Being a Carer to my Husband.
Blowing on the pureed food to make sure it was the right temperature, I bend down to place it in my husband's mouth. I remember the first time I had to do this - on the one hand, I was ecstatic that he had moved from being peg-fed and was now onto pureed food, on the other hand, I remember how desperately I was trying to block out the act of the enormity of what I was doing lest it shatter me completely.
I was feeding my husband.
I was feeding my husband because he wasn't capable even of doing this for himself anymore.
Overnight our roles had irreparably changed, I was a carer for a profoundly disabled man who I didn't really recognise anymore in a husband capacity. It was all too much. Who was he now?
I feel the heat of something wet on my cheeks and I realise it is the tears of my silent acknowledgement that I was scared, so, so scared. I didn't know how I was going to do this, be this person, look after him and single-parent our 4 children. These tears flowing - scalding my cheeks as I wipe them on my sleeve - were telling me I was as vulnerable as he was, just not outwardly, and I would have to carry him now regardless.
Spoonful-by-spoonful I continue feeding him, I observe the total dependency and vulnerability of my barely recognisable husband who once stood so strong, held his arms out for the 4 kids to dangle off like a tree 'testing his biceps'.
We are 8 years in now. Alex comes home 48 hours per week (not including our visits to him or all the appointments). Home time consists of trying to balance going to places he’ll love, maximising sensory experiences, therapies he will benefit from that I can facilitate and the usual routines for 4 kids, having extra people (i.e. carers) in the house and life in general. It’s a challenge. It’s exhausting. But just to see the happiness it brings him, that serene smile of peace on his face that he’s where he belongs lights me up. The other day the girls asked him for a word so they could write antonyms and synonyms - he said (and yes we had to spell it out using the alphabet and hand squeezes) “antidisestablishmentarianism”. These moments are beyond precious. witnessing the children facilitate his role as father.
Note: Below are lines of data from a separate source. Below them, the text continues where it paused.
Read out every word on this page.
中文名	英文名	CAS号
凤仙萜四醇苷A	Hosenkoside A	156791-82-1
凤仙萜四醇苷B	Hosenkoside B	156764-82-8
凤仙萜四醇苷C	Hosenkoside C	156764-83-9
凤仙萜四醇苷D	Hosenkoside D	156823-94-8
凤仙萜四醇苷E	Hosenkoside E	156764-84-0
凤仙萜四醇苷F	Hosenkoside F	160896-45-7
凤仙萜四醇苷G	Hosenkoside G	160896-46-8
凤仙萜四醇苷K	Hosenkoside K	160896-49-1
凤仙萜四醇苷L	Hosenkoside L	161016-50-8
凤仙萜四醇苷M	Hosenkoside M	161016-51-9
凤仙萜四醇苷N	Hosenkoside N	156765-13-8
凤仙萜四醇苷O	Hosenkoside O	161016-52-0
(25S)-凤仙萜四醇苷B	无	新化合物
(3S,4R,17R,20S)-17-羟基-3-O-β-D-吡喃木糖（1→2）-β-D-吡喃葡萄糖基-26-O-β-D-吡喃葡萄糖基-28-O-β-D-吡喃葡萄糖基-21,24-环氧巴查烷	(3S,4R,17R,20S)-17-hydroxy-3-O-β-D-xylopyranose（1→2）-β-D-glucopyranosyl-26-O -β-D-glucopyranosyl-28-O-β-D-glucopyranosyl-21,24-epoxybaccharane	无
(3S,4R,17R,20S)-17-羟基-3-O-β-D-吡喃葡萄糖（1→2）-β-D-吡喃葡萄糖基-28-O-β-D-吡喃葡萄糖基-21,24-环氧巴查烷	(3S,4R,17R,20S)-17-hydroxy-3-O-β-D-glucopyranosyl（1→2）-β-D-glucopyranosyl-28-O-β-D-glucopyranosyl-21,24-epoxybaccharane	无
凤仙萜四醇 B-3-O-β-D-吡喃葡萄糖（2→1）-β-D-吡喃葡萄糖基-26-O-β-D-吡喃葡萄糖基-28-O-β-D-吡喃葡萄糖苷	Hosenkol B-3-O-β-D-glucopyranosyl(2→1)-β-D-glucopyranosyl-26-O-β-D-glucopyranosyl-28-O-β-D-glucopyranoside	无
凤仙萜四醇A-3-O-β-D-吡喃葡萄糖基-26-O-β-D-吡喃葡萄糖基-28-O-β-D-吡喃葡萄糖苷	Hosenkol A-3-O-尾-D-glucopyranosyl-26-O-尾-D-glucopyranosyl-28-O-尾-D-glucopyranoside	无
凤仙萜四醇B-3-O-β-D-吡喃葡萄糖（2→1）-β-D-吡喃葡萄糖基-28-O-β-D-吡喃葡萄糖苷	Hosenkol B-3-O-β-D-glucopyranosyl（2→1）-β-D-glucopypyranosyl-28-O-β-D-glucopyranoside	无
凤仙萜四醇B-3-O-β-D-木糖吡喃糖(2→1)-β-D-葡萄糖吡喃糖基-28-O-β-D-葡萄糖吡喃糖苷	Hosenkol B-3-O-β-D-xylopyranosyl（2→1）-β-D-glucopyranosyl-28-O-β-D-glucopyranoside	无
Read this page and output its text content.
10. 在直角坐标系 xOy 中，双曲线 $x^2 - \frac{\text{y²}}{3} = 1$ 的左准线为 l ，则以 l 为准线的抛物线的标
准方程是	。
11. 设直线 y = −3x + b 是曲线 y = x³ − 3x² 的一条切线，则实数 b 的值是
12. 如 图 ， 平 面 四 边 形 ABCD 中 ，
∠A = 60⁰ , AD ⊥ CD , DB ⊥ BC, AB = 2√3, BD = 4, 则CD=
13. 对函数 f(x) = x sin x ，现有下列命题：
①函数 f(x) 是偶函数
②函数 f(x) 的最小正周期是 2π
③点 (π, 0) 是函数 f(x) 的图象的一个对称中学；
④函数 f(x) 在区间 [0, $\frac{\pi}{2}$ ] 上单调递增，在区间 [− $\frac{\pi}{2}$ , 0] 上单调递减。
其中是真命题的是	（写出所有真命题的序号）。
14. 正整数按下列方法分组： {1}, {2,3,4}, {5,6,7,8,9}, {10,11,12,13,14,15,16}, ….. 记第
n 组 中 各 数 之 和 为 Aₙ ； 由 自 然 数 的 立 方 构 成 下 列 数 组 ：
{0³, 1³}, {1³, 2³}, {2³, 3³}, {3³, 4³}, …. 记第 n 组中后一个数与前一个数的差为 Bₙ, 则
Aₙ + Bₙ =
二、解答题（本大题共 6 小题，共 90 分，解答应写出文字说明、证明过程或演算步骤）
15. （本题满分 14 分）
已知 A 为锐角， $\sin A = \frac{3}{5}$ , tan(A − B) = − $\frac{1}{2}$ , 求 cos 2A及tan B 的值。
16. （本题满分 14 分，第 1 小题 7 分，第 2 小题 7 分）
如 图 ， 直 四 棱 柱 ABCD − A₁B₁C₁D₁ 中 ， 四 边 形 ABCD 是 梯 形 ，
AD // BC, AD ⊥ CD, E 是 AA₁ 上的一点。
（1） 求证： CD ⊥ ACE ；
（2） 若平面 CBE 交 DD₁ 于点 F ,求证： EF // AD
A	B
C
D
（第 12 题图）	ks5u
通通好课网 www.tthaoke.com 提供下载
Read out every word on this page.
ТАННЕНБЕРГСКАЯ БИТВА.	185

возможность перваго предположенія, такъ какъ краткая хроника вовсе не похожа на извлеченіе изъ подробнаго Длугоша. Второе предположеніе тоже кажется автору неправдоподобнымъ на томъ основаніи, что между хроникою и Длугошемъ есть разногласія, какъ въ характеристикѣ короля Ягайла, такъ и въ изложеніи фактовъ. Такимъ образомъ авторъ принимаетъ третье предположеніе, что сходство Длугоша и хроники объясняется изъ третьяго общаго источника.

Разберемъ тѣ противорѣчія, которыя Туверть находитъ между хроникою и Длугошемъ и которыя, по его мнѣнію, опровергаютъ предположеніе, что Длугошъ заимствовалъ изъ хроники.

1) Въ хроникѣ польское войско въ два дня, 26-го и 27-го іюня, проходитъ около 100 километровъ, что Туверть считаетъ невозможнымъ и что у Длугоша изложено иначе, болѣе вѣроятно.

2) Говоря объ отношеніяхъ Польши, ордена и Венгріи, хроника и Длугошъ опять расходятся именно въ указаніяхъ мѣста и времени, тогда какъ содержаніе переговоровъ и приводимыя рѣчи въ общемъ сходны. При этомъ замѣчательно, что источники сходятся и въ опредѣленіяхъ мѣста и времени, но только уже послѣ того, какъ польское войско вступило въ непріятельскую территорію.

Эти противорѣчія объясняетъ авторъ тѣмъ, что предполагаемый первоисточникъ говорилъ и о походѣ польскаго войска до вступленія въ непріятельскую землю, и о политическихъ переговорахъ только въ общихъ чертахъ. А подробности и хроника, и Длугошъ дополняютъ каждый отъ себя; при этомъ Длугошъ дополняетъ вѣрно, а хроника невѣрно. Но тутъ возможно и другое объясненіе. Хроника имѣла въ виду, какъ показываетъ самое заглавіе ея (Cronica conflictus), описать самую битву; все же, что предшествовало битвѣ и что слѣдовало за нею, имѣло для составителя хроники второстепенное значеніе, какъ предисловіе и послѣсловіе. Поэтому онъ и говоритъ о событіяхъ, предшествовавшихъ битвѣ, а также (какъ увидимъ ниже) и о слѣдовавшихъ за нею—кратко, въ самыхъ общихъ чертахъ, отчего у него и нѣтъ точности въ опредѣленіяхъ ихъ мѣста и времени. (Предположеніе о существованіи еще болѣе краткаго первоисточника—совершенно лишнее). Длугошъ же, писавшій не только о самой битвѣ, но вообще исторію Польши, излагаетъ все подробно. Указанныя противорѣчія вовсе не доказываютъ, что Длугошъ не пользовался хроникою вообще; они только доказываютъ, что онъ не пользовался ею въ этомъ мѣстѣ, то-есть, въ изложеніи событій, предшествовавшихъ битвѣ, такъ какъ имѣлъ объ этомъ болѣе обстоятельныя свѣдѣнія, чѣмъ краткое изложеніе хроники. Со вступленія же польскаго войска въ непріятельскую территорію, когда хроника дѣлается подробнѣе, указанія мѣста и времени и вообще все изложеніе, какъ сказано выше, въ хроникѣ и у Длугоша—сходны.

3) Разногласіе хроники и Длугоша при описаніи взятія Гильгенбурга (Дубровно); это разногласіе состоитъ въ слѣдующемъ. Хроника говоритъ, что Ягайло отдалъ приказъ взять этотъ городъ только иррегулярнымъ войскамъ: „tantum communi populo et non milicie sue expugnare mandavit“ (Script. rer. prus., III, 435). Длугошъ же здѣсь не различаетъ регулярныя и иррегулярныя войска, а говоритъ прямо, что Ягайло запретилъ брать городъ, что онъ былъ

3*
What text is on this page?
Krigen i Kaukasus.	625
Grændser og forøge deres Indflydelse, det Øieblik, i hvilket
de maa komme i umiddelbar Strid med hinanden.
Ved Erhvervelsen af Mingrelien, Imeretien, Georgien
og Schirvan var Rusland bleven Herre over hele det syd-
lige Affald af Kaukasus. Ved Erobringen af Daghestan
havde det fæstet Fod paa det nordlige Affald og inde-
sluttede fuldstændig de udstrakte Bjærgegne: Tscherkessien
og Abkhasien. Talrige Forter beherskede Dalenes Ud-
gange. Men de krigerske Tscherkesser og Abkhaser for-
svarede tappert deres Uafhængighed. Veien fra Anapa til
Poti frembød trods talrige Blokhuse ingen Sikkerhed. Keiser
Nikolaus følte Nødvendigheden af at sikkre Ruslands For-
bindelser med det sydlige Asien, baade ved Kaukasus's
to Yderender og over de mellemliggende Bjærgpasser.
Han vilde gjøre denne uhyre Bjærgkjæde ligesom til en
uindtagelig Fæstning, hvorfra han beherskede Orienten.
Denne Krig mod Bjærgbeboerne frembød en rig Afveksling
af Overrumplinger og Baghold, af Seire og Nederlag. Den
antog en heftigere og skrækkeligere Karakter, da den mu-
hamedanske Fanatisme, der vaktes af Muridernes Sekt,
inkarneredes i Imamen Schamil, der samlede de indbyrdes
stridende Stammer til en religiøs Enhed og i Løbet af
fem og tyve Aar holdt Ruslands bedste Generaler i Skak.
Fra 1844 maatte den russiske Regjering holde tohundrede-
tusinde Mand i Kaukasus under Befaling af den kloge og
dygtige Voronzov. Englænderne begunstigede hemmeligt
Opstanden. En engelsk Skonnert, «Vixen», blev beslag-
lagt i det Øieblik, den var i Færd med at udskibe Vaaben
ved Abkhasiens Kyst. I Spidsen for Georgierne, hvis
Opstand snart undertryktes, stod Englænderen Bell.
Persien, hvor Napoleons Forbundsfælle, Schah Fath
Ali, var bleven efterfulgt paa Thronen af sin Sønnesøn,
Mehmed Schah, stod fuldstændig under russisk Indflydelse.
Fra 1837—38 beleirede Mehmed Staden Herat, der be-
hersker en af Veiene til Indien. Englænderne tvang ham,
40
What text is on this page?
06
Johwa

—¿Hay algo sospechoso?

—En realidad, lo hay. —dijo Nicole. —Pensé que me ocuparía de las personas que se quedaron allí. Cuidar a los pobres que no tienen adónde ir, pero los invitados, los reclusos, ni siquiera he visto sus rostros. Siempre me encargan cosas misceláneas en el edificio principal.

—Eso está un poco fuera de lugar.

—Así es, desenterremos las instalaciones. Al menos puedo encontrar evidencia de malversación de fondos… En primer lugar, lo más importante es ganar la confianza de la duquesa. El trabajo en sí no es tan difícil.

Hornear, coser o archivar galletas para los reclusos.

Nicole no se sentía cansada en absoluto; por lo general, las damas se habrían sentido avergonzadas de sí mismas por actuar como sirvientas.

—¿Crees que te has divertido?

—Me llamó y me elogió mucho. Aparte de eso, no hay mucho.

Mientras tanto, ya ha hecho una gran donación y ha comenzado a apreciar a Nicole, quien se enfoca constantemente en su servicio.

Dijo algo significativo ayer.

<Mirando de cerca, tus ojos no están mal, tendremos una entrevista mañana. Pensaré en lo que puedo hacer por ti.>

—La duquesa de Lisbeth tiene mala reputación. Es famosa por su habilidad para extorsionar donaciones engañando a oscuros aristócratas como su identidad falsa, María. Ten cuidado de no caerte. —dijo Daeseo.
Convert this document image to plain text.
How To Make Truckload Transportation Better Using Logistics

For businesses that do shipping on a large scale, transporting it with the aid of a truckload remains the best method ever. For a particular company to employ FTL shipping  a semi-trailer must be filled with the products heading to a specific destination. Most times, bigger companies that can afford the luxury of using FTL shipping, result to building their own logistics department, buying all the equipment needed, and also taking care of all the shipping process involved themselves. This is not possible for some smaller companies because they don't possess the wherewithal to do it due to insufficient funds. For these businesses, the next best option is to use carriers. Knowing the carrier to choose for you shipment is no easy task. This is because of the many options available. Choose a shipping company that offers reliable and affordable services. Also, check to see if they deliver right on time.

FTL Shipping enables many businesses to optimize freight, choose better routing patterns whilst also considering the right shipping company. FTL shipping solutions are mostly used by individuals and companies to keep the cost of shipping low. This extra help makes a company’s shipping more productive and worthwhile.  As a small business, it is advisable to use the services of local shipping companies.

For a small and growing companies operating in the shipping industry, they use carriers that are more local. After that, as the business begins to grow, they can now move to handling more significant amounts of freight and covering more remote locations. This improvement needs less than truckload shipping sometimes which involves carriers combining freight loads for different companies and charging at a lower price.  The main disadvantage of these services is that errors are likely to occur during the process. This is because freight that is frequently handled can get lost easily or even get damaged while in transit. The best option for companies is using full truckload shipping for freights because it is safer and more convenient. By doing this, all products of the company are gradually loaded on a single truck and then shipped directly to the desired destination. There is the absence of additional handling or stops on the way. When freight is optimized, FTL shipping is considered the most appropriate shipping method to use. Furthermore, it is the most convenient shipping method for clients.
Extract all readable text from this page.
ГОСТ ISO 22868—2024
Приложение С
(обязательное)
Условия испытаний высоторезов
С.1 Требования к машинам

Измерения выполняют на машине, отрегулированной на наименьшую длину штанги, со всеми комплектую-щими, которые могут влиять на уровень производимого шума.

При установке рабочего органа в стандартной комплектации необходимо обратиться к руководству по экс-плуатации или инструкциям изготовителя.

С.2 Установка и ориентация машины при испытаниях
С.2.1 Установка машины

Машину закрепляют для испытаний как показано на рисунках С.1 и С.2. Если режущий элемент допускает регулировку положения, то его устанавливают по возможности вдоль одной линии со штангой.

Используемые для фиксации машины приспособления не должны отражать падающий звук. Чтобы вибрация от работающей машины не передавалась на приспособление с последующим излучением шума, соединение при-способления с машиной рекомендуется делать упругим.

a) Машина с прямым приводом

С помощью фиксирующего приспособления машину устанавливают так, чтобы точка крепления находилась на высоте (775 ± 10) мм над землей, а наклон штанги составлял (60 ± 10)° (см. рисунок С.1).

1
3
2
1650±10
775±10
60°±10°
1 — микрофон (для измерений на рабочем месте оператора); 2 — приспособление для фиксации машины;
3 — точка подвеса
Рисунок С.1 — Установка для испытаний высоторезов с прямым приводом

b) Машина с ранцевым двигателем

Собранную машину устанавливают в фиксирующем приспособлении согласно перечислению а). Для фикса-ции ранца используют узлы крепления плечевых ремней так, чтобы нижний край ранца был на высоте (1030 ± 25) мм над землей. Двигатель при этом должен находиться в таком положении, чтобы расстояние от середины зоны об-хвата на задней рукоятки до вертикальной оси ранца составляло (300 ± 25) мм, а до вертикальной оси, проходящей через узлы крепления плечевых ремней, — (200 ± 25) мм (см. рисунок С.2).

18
So yes, for many reasons, some I won’t go into here as there are many factors influencing my particular personal situation, I find it extraordinarily difficult being a carer to my husband - but it’s taught me that I have to trust, I have to feel flow rather than fight for it. Fighting for it acts as resistance that therefore pushes against the current. I am often knee-deep in fatigue, busy-ness, routines, keep-it-togetherness, I-can’t-do-it-anymore-ness! But I silently breathe words into my heart that heal, I hold onto certain phrases that steady & ground me, I ‘notice’ to keep me in the present, and my gratitude pills I swallow morning, noon & night!
Being a carer to Alex is a privilege. But it has been a long time reaching the place I have. I find it unbelievably hard for myriad reasons - but my time with him, being able to be the person I am for him is both an honour and a joy.
Being a carer, and not by choice, is hard - I want to send out peace & gratitude to all those in similar situations - YOU ARE INCREDIBLE!